This Bear Is Up a Tree

This Bear Is Up a Tree
photo by Scott Granneman

Thursday, August 20, 2009

Texting During Class Revisited

Yesterday I posted comments about classroom technology distractions or opportunities, depending on your perspective. Here is a link to an email I received yesterday that should prompt some interesting discussion.

Wednesday, August 19, 2009

Texting, Texting, 1-2-3

One of our first discussions will be about classroom behavior. Why does it matter? If you can multitask and be more productive, shouldn’t I think that’s a good thing? Of course, the cognitive psychologist and the neurologist will both tell you that the brain can really focus on one thing at a time. Thus, multitasking takes a toll on both understanding the information that’s coming to you from your external environment and your ability to communicate effectively. You can see which side I’m on in this debate.

However, I am intrigued by the possibilities of tweeting notes via your cell phone. Often note takers try to write in complete sentences everything they hear – a virtual impossibility. So – using the texting process, the note taker would get the basic info in a format that is probably (not necessarily) easier to read than hastily formed handwriting. But, since the notes would be very, very brief, what would the student be required to do in order to make them meaningful?
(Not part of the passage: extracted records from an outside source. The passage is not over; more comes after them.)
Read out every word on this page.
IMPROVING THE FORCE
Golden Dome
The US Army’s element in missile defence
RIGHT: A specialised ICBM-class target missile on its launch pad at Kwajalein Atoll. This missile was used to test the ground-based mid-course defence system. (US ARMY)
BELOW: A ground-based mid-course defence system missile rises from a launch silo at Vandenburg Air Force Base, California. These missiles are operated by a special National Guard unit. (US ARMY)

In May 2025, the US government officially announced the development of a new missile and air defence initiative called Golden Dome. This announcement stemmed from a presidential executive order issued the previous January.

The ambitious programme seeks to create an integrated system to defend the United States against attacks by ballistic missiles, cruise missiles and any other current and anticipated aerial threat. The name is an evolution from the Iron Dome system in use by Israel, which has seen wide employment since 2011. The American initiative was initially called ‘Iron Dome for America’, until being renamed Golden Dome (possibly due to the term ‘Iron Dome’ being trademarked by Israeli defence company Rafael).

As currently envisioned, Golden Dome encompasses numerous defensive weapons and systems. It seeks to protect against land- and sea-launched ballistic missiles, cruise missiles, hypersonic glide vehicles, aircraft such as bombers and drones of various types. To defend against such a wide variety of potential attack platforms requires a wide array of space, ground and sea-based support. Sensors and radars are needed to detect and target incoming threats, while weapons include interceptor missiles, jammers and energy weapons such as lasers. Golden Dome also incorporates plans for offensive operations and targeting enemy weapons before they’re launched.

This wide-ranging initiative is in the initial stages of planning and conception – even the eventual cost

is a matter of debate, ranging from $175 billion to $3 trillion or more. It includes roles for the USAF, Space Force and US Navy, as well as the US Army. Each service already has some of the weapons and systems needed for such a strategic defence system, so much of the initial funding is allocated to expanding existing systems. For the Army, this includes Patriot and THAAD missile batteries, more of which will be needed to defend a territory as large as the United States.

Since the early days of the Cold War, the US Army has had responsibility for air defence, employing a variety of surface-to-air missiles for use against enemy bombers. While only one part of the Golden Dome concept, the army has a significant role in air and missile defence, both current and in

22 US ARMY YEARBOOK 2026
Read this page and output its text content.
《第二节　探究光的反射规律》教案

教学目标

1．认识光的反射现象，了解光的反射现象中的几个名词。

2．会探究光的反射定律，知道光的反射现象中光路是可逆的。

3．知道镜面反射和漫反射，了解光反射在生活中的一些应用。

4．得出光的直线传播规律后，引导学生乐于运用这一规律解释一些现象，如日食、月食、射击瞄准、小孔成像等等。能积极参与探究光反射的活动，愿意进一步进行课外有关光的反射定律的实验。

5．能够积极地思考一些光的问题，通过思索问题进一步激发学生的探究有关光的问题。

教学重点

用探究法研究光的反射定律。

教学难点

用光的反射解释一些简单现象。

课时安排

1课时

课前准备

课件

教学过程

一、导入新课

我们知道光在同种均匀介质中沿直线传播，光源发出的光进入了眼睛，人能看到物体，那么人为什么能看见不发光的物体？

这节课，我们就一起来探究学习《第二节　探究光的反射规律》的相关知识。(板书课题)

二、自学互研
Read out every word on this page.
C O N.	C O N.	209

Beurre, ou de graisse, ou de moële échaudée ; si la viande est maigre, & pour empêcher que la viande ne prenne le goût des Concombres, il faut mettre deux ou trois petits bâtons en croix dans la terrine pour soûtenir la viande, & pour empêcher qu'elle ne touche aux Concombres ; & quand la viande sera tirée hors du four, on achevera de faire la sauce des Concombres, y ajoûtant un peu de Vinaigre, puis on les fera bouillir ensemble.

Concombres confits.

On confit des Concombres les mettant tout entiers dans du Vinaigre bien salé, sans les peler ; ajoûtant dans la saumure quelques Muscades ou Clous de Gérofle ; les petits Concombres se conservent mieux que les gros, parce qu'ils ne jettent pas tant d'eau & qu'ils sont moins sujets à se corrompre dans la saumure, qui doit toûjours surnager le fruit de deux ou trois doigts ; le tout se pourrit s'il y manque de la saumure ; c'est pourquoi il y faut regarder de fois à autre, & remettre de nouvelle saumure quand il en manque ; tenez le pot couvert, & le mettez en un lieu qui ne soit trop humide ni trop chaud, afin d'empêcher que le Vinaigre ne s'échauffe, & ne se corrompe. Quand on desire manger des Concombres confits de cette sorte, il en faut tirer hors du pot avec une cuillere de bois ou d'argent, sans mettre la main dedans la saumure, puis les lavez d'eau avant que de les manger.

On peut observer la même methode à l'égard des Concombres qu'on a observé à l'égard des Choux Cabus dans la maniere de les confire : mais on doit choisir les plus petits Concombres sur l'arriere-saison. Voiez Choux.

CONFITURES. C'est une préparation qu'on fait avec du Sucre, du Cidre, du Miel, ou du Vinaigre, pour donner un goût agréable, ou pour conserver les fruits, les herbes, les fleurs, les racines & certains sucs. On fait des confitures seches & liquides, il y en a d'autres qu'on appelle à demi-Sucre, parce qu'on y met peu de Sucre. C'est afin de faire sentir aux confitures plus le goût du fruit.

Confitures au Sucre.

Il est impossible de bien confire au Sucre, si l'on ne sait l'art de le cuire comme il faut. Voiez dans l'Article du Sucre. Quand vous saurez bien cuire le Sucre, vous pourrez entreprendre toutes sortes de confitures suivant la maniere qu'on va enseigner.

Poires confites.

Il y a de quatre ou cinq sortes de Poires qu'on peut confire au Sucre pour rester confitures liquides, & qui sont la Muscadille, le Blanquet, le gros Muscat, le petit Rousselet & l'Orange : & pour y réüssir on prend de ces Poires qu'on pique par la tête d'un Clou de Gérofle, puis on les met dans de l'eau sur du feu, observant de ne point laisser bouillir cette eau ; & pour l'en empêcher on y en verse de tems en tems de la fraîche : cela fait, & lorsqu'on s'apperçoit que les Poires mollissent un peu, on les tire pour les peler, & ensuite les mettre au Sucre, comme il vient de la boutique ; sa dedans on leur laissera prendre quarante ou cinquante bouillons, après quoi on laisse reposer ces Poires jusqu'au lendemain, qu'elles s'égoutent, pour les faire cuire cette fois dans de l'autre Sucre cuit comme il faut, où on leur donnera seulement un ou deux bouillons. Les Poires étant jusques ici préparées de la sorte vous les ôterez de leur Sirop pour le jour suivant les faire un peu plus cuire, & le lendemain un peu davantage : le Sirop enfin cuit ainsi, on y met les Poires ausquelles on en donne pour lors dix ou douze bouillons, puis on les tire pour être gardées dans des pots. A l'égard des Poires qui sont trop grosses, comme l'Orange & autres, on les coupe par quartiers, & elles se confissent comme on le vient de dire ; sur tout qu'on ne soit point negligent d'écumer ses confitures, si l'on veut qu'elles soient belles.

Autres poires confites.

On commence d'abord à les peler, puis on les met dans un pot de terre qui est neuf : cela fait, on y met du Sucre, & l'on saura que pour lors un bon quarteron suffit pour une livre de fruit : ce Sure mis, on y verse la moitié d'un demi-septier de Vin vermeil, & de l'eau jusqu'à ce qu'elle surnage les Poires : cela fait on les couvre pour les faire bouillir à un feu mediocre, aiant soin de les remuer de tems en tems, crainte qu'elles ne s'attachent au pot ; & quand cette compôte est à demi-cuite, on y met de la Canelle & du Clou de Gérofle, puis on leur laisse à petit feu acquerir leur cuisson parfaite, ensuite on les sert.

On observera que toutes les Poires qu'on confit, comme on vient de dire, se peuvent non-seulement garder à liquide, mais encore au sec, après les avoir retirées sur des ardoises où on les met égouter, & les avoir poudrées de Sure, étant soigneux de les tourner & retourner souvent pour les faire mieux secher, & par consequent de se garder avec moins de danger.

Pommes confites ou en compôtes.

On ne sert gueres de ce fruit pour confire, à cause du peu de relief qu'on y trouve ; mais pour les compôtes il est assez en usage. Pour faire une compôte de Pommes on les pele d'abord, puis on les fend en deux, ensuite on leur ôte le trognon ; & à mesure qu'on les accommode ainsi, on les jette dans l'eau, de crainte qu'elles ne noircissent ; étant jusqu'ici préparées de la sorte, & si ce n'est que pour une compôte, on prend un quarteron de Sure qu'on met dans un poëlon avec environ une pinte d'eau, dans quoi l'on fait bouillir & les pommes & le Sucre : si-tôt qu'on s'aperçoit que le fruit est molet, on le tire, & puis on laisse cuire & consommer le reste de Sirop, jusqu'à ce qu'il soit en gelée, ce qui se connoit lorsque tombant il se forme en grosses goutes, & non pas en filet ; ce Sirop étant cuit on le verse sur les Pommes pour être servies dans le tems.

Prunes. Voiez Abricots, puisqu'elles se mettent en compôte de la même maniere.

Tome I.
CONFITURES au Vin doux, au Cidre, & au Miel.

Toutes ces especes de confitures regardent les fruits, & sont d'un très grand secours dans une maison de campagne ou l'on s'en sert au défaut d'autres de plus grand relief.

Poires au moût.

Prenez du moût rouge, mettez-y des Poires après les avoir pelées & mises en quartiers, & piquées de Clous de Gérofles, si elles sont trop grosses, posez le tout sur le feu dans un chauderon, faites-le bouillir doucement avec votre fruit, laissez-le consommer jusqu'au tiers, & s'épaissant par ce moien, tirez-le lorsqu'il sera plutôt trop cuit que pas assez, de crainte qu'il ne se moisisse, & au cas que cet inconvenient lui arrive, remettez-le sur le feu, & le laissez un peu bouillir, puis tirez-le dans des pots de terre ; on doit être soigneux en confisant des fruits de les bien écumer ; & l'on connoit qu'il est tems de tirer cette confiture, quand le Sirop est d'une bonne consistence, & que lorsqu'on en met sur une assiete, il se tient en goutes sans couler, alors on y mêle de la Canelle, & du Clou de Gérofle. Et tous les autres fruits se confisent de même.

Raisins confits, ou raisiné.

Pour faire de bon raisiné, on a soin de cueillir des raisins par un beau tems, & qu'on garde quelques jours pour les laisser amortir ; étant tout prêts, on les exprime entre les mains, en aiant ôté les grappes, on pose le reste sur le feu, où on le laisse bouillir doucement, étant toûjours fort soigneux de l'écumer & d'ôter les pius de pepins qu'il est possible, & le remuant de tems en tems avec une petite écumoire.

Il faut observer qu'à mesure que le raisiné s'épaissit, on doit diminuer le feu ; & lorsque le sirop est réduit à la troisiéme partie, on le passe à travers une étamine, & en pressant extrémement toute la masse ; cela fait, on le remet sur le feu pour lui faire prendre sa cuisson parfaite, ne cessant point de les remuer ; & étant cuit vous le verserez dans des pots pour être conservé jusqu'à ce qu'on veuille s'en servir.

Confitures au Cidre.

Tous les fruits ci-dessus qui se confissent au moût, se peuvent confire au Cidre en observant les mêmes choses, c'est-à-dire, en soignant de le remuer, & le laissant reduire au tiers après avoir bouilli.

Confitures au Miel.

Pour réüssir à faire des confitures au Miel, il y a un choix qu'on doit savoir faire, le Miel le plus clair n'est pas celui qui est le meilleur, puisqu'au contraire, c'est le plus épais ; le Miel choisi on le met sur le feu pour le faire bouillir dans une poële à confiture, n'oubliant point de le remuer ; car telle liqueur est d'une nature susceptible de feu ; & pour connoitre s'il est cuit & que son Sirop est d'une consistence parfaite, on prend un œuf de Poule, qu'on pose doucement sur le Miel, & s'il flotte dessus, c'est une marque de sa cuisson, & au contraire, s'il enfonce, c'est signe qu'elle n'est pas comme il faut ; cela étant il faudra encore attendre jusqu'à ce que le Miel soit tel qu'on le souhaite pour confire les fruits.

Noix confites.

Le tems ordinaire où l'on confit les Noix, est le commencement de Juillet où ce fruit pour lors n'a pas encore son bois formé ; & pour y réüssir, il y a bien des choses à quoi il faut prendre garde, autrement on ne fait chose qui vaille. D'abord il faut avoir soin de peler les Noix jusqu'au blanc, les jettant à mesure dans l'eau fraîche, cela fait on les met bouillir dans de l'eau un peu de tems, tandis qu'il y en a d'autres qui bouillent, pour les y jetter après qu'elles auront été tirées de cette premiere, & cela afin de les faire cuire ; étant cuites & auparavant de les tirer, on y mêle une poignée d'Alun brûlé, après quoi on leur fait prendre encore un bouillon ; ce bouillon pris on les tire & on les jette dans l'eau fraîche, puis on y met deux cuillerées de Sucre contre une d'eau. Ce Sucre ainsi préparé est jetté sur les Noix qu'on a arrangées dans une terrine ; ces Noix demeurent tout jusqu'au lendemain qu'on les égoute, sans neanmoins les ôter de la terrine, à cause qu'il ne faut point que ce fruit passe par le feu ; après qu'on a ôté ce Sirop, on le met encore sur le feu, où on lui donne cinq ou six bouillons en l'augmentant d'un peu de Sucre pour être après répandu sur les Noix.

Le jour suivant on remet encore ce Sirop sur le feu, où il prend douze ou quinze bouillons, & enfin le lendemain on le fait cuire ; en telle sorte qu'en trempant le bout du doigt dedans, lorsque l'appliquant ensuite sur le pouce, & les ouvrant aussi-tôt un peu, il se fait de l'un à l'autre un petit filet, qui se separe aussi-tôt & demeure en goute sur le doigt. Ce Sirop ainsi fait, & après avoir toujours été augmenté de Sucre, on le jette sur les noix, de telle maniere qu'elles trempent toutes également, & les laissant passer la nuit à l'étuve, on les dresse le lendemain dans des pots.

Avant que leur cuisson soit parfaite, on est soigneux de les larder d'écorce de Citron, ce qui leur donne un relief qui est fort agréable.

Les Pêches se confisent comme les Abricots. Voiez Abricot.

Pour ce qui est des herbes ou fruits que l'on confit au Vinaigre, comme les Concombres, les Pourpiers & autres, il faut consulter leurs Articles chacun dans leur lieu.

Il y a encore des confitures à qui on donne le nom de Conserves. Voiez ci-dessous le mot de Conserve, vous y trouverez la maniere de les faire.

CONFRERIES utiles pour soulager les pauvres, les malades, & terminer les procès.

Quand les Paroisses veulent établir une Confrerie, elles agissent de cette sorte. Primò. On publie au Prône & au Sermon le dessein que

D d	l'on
Wednesday, August 12, 2009

Taxonomists -- a vanishing species?

Carol Kaesuk Yoon is a science writer for the NY Times. On August 10, she wrote about the ability of humans to name and organize living organisms, apparently using an inherent skill shared by all cultures. According to Yoon, scientists are closing in on the part of the brain that is responsible for this activity. Can you guess where that might be? Why would this ability be a necessary or even desirable trait? As Yoon puts it, the ability to name a carrot or a cat makes it possible for one to know whether to grate or pet it. How important is this to you and how can you use it to further your academic success? She also posits that computers are taking over the job of taxonomists. What are the implications of this statement?

Monday, August 10, 2009

The Digital Future

It's official. The NY Times says today that textbooks are a thing of the past. "Kids are wired differently these days...they don't engage with textbooks that are finite, linear and rote." What do you think about that? Do you prefer that all material required for coursework is conveyed to you digitally? What are the advantages of such a program? What's the downside? This course is going to focus on online resources as well as online storage of your study materials. Tell me how that works for you.

Wednesday, August 5, 2009

So You Think You Want to Be a Scientist

My favorite new website, LiveScience, has begun a series on what makes a scientist. If you think you want to be one, this might be a good chance to find out more about what those in the profession think of themselves - you can eavesdrop on their metacognitive experiences. Off the bat, some say one has to be curious and creative. Others say successful scientists are born with special abilities. What do you think?